O Programa Nacional Americano para a Doença de Hansen tem algumas normas diferentes:

  • Administração diária de rifampicina;
  • Período de 12 meses de tratamento para a Lepra paucibacilar e de 24 meses para a Lepra multibacilar. 

Evolução

Com terapêutica correcta e precoce a melhora é rápida.

Recidivas ocorrem, geralmente, dentro de 5 a 10 anos, em cerca de 1% dos casos após o fim da terapêutica, e é atribuída à falha no seu total cumprimento.

Os pacientes deixam de ser contagiantes 72 horas após início de terapêutica e podem ter vida social normal.

Geralmente não há resistência às associações antibióticas recomendadas.

No decorrer da doença, antes, durante ou após a antibioticoterapia, podem surgir reacções imunes graves, que requerem tratamento urgente. A antibioticoterapia, caso já tenha sido iniciada, não deve ser suspensa.

1. Reacção reversa (Reacção Tipo 1) - As lesões cutâneas tornam-se eritematosas, os nervos periféricos dolorosos e surge febre; a lesão dos nervos pode ser muito grave. A terapêutica consiste na administração de prednisolona oral, 1-2 mg / kg, 1x / dia, máximo 40-60 mg / dia, até haver melhoras; depois reduzir lentamente ao longo de várias semanas.

2. Eritema nodosum (Reacção Tipo 2) – Nódulos muito dolorosos, geralmente nas superfícies extensoras, que podem ulcerar, febre, mal-estar, anorexia, neurite, uveíte, irite, linfadenopatia, orquite, anemia, leucocitose e glomerulonefrite. Administra-se -prednisolona oral 1-2 mg / kg, 1x / dia (máximo 40-60 mg / dia), até haver melhoras; depois reduzir lentamente ao longo de várias semanas, ou talidomida (interdito nas grávidas): 150-200 mg, 2x/dia, durante semanas, até haver melhora; depois diminuir 50 mg de em 2 semanas.
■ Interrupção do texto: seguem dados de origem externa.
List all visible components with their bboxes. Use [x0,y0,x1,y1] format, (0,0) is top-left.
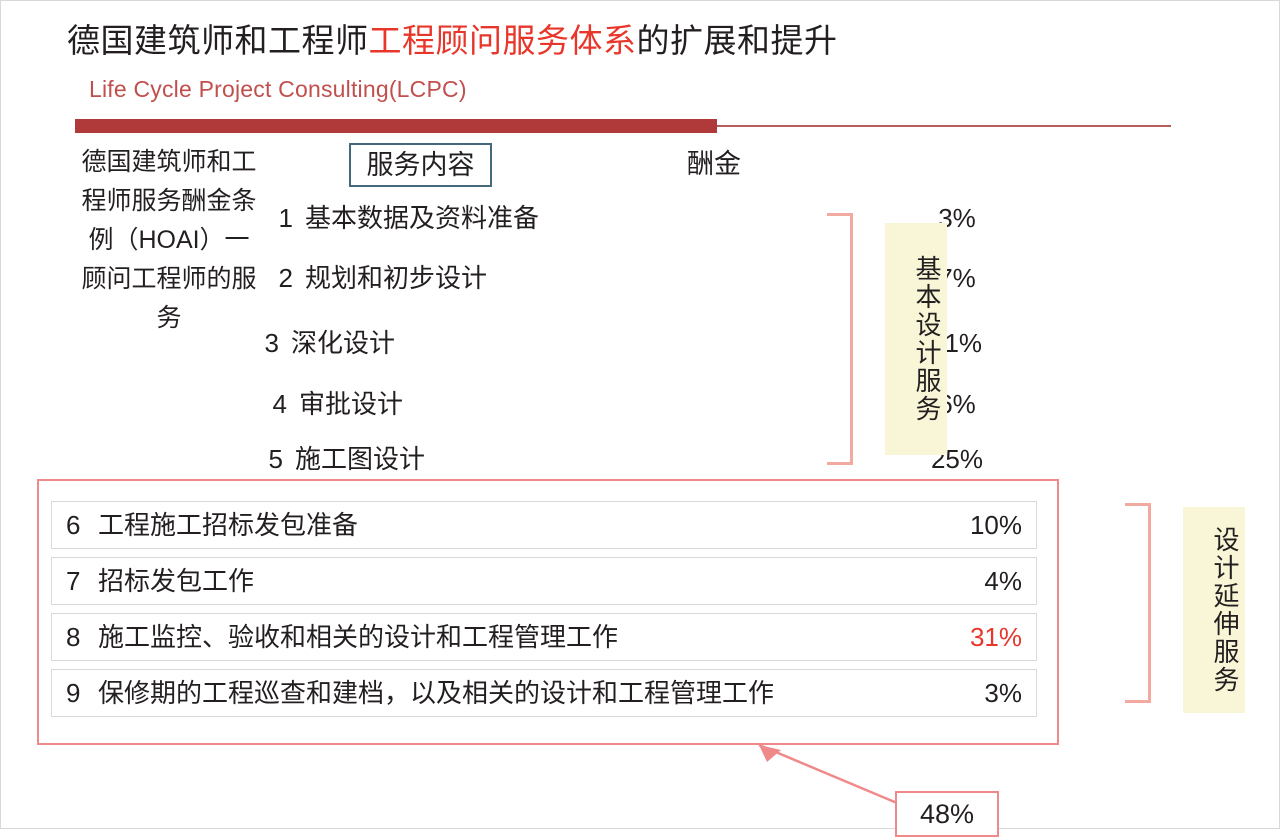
row-number: 2 [278,263,293,293]
callout-total-percent: 48% [895,791,999,837]
row-text: 审批设计 [299,389,404,419]
row-number: 9 [66,678,81,708]
row-percent: 4% [984,566,1022,596]
bracket-basic-services [827,213,853,465]
row-number: 5 [268,444,283,474]
row-text: 施工图设计 [295,444,426,474]
note-extended-services: 设计延伸服务 [1183,507,1245,713]
table-row: 3 深化设计 11% [253,321,983,366]
row-text: 深化设计 [291,328,396,358]
title-part-2: 的扩展和提升 [636,22,838,59]
table-row: 8 施工监控、验收和相关的设计和工程管理工作 31% [51,613,1037,661]
row-text: 规划和初步设计 [305,263,488,293]
table-row: 7 招标发包工作 4% [51,557,1037,605]
column-header-service: 服务内容 [349,143,492,187]
row-percent: 31% [969,622,1022,652]
page-subtitle: Life Cycle Project Consulting(LCPC) [89,76,467,102]
row-text: 招标发包工作 [98,566,255,596]
table-row: 5 施工图设计 25% [257,437,983,482]
table-row: 6 工程施工招标发包准备 10% [51,501,1037,549]
left-description-label: 德国建筑师和工程师服务酬金条例（HOAI）一顾问工程师的服务 [81,148,257,332]
row-number: 8 [66,622,81,652]
table-row: 1 基本数据及资料准备 3% [267,196,976,241]
row-percent: 10% [969,510,1022,540]
bracket-extended-services [1125,503,1151,703]
extended-services-group-box [37,479,1059,745]
table-row: 9 保修期的工程巡查和建档，以及相关的设计和工程管理工作 3% [51,669,1037,717]
callout-arrow-icon [758,743,898,805]
row-text: 基本数据及资料准备 [305,203,540,233]
page-title: 德国建筑师和工程师工程顾问服务体系的扩展和提升 [67,19,838,63]
row-text: 工程施工招标发包准备 [98,510,359,540]
row-number: 1 [278,203,293,233]
row-percent: 3% [984,678,1022,708]
row-number: 3 [264,328,279,358]
row-text: 保修期的工程巡查和建档，以及相关的设计和工程管理工作 [98,678,775,708]
divider-thick-bar [75,119,717,133]
note-basic-services: 基本设计服务 [885,223,947,455]
table-row: 2 规划和初步设计 7% [267,256,976,301]
title-part-1: 德国建筑师和工程师 [67,22,369,59]
table-row: 4 审批设计 6% [261,382,976,427]
row-text: 施工监控、验收和相关的设计和工程管理工作 [98,622,619,652]
title-accent: 工程顾问服务体系 [368,22,637,59]
column-header-fee: 酬金 [687,149,741,179]
row-number: 4 [272,389,287,419]
row-number: 7 [66,566,81,596]
row-number: 6 [66,510,81,540]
3. No Eritema nodosum crónico a talidomida deve ser prescrita em manutenção – 50 mg todas as noites.

Recomendações

As grandes deformidades e incapacidades provocadas pela lepra, há décadas, por falta de terapêutica, estão actualmente em franco decréscimo, podendo mesmo ser consideradas ausentes em países desenvolvidos.
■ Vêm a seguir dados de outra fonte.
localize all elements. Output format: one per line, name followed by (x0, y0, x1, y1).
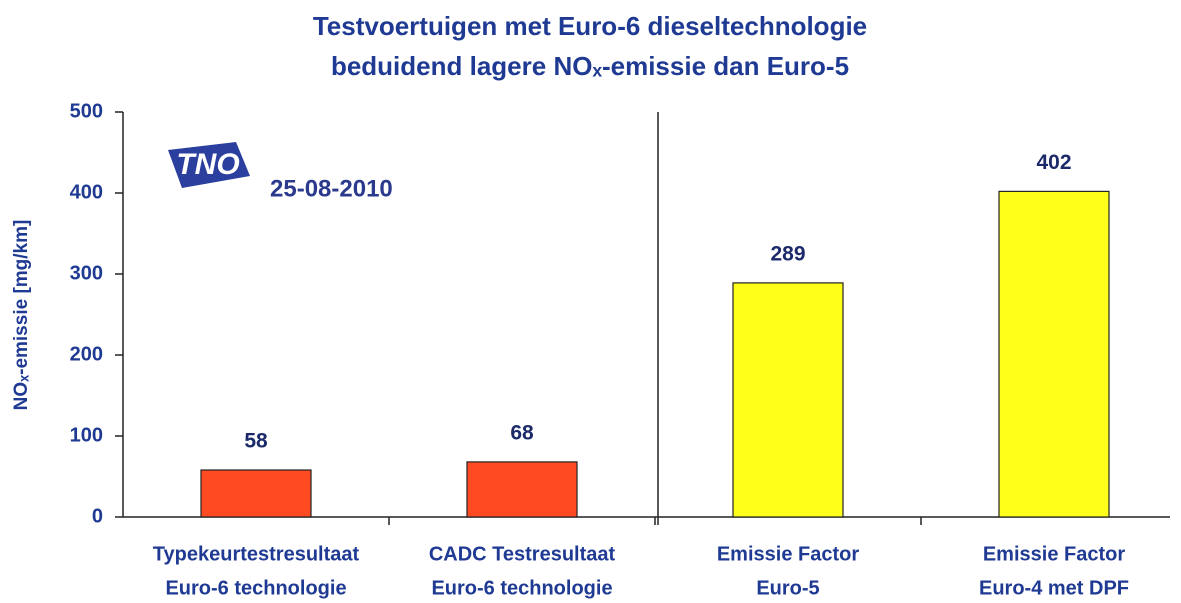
annotation: 25-08-2010 (270, 175, 393, 202)
value-label: 402 (1036, 151, 1071, 174)
y-tick-label: 500 (70, 100, 103, 122)
bar (998, 190, 1110, 518)
x-tick-label: Emissie Factor (983, 543, 1126, 565)
x-tick-label: Euro-5 (756, 577, 819, 599)
x-tick-label: Typekeurtestresultaat (153, 543, 360, 565)
y-tick-label: 200 (70, 343, 103, 365)
bar (200, 469, 312, 518)
value-label: 289 (770, 242, 805, 265)
x-tick-label: Euro-4 met DPF (979, 577, 1129, 599)
chart-title: beduidend lagere NOₓ-emissie dan Euro-5 (331, 51, 849, 81)
y-tick-label: 300 (70, 262, 103, 284)
value-label: 58 (244, 430, 268, 453)
y-axis-label: NOₓ-emissie [mg/km] (11, 220, 32, 411)
bar (732, 282, 844, 518)
value-label: 68 (510, 421, 534, 444)
logo-shape (168, 142, 250, 188)
x-tick-label: Emissie Factor (717, 543, 860, 565)
chart-title: Testvoertuigen met Euro-6 dieseltechnolo… (313, 11, 867, 41)
logo: TNO (168, 142, 250, 188)
bar (466, 461, 578, 518)
x-tick-label: Euro-6 technologie (431, 577, 612, 599)
x-tick-label: Euro-6 technologie (165, 577, 346, 599)
y-tick-label: 100 (70, 424, 103, 446)
y-tick-label: 400 (70, 181, 103, 203)
x-tick-label: CADC Testresultaat (429, 543, 616, 565)
logo-text: TNO (176, 148, 239, 181)
y-tick-label: 0 (92, 505, 103, 527)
A melhor prevenção é a detecção e tratamento precoce da doença na comunidade.

Monitorizar os agregados familiares em que foram detectados casos de lepra.

Administração profiláctica de antimicrobianos parece não ter justificação.

Ainda não existe vacina contra a lepra. Vacinação com BCG confere protecção em 50% dos casos.

Bibliografia

  1. Davidson R, Brent A, Seale A. Oxford Handbook of Tropical Medicine 4th edition. Oxford University Press, 2014.
  2. Kwan-Gett TSC, Kemp C, Kovarik C. Infectious and Tropical Diseases 1th edition. Elsevier Mosby, 2006.
  3. Longmore M, Wilkinson IB, Baldwin A, Wallin E. Oxford Hanbook of Clinical Medicine. 9th edition. Oxford University Press, 2014.
  4. Torok E, Moran E, Fiona C. Oxford Handbook of Infectious Diseases and Microbiology 2nd edition. Oxford University Press, 2017.
  5. Matthews PC. Tropical Medicine Notebook 1th edition. Oxford University Press, 2017.